When only thirteen years old, Elvin McDonald, then of Gray, Oklahoma, built a 6- by 9-foot lean-to at a cost of less than one hundred dollars, and it became a money-maker the first year. Young McDonald started cuttings and seedlings of rare geraniums-cactus, scented, and fancy-leaved types-in flats in his home, and as soon as the greenhouse was completed moved them in. Within two months the cuttings were ready for sale.

From one $30.00 ad in a horticultural magazine, he received more than $500.00 worth of orders-all in less than 2 weeks.

With this money to purchase additional stock, he began growing more than seventy-five varieties of geraniums, mostly fancy-leaved and scented, since they had proved to be the best sellers. Because the glass of his little greenhouse extended almost to the ground, plants thrived under the benches, affording valuable topside space for rooting cuttings.

In South Bend, Indiana, Mrs. Mabel Welborn makes a dandy profit from geraniums. She started with a little 7- by 12-foot lean-to built on the south side of an unused henhouse; now she grows in a new 14- by 20-foot greenhouse, built for $250.00. One year she advertised in the local paper for Memorial Day, but found that many of her plants were too large and expensive for this holiday trade.

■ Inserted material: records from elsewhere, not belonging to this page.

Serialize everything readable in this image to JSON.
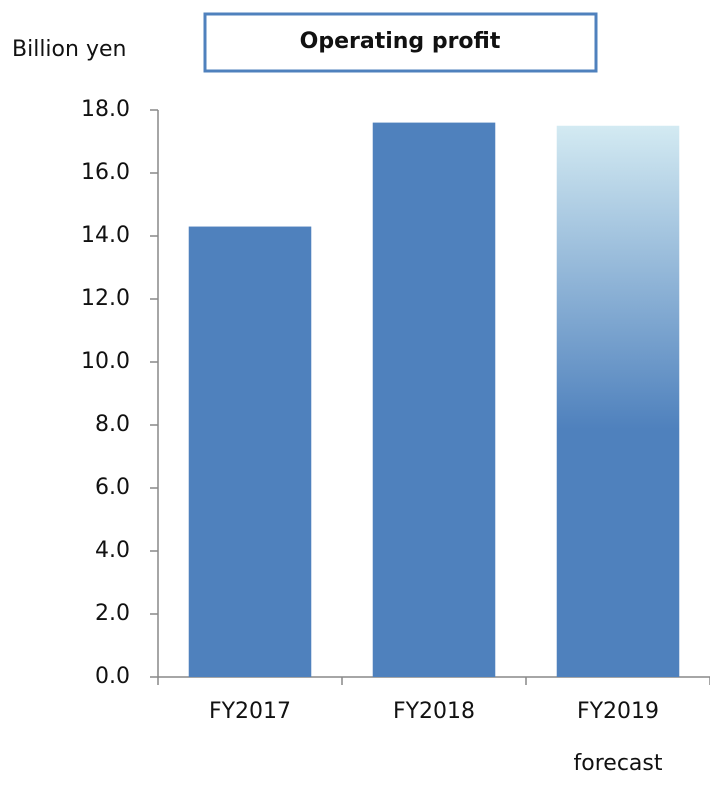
{
  "chart_data": {
    "type": "bar",
    "title": "Operating profit",
    "y_label": "Billion yen",
    "categories": [
      "FY2017",
      "FY2018",
      "FY2019 forecast"
    ],
    "values": [
      14.3,
      17.6,
      17.5
    ],
    "colors": [
      [
        "#4f81bd"
      ],
      [
        "#4f81bd"
      ],
      [
        "#d3eaf2",
        "#4f81bd"
      ]
    ],
    "ylim": [
      0,
      18
    ],
    "yticks": [
      {
        "value": 0,
        "label": "0.0"
      },
      {
        "value": 2,
        "label": "2.0"
      },
      {
        "value": 4,
        "label": "4.0"
      },
      {
        "value": 6,
        "label": "6.0"
      },
      {
        "value": 8,
        "label": "8.0"
      },
      {
        "value": 10,
        "label": "10.0"
      },
      {
        "value": 12,
        "label": "12.0"
      },
      {
        "value": 14,
        "label": "14.0"
      },
      {
        "value": 16,
        "label": "16.0"
      },
      {
        "value": 18,
        "label": "18.0"
      }
    ],
    "grid": false
  }
}
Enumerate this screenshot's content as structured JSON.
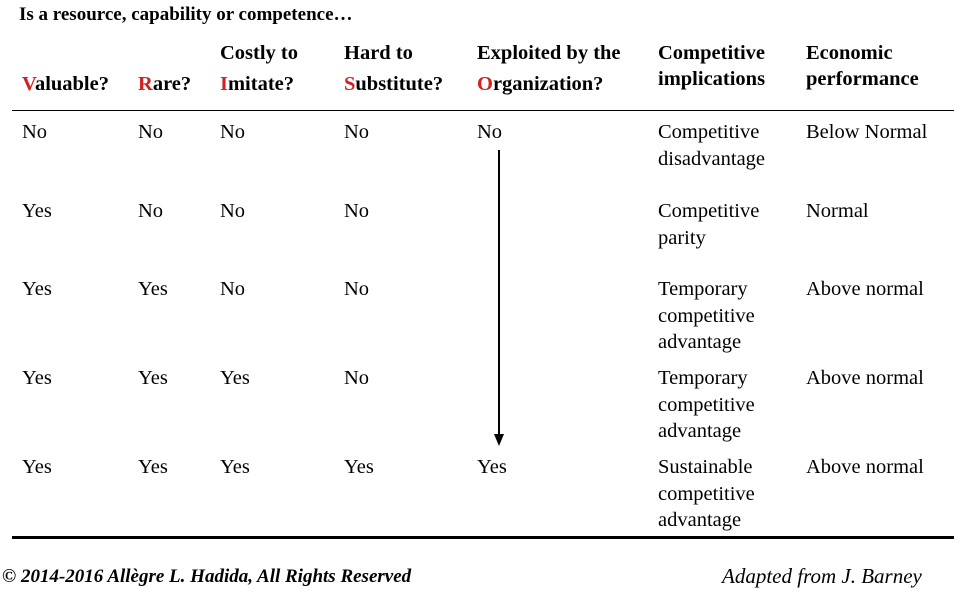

Since then she tops taller plants in January, and propagates the cuttings, and sells bushy topped plants to the early spring trade. She prefers a seasonal trade, running ads for Easter, Memorial Day, and Christmas. The rest of the year she runs her house as a hobby, building up her stock of fancy-leaved geraniums. One of her favorites-and well liked by her customers-is Appleblossom Rosebud.

Geranium Society

If you are concerned with geraniums, do join the International Geranium Society, 3632 Vinton Street, Los Angeles 34, California. It publishes an excellent booklet full of helpful information.




Culture and Propagation of Geranium

Hints on Culture

The geranium (Pelargonium) grows in any ordinary soil, provided it is not deficient in potash, and in a minimum temperature of 55 to 60 degrees with full sunlight. Contrary to popular belief, plants require constant watering. Keeping them on the dry side delays flowering. Good growth and heavy flowering depend on steady fertilizing. Give weekly doses of half strength fertilizer as the buds form.

Pythium, commonly called black leg disease, is a form of rot. To prevent it, sterilize the soil before planting and spray with 2-2-50 Bordeaux to keep older plants free of this infection. One commercial geranium saved an entire collection by repeated dosages of the tar derivative, Carco-X. Another effective fungicide is Orthocide.

Propagation

Propagate geraniums by seed or cuttings. Sow the seeds in a loose soil, spacing them about 2 inches apart. Cover lightly with soil and set in a warm greenhouse. As the seedlings grow, prick them off into 2- and finally 4-inch pots. Seeds sown in August produce spring-flowering plants.

Geraniums respond well to hand pollination; the slender seed pods ripen in about 6 weeks. Do not depend on these homemade hybrids for your first salable crop, however. Seeds sold by specialists are gathered from selected varieties and will give you just the type of plant you want to sell.

Cuttings strike root easily when taken in September. Insert them in a flat of moist vermiculite, spacing them so that leaves do not touch. They will be ready for sale within 4 months. These plants need not be shifted from small to large pots; instead pot them directly into 2- and 3-inchers.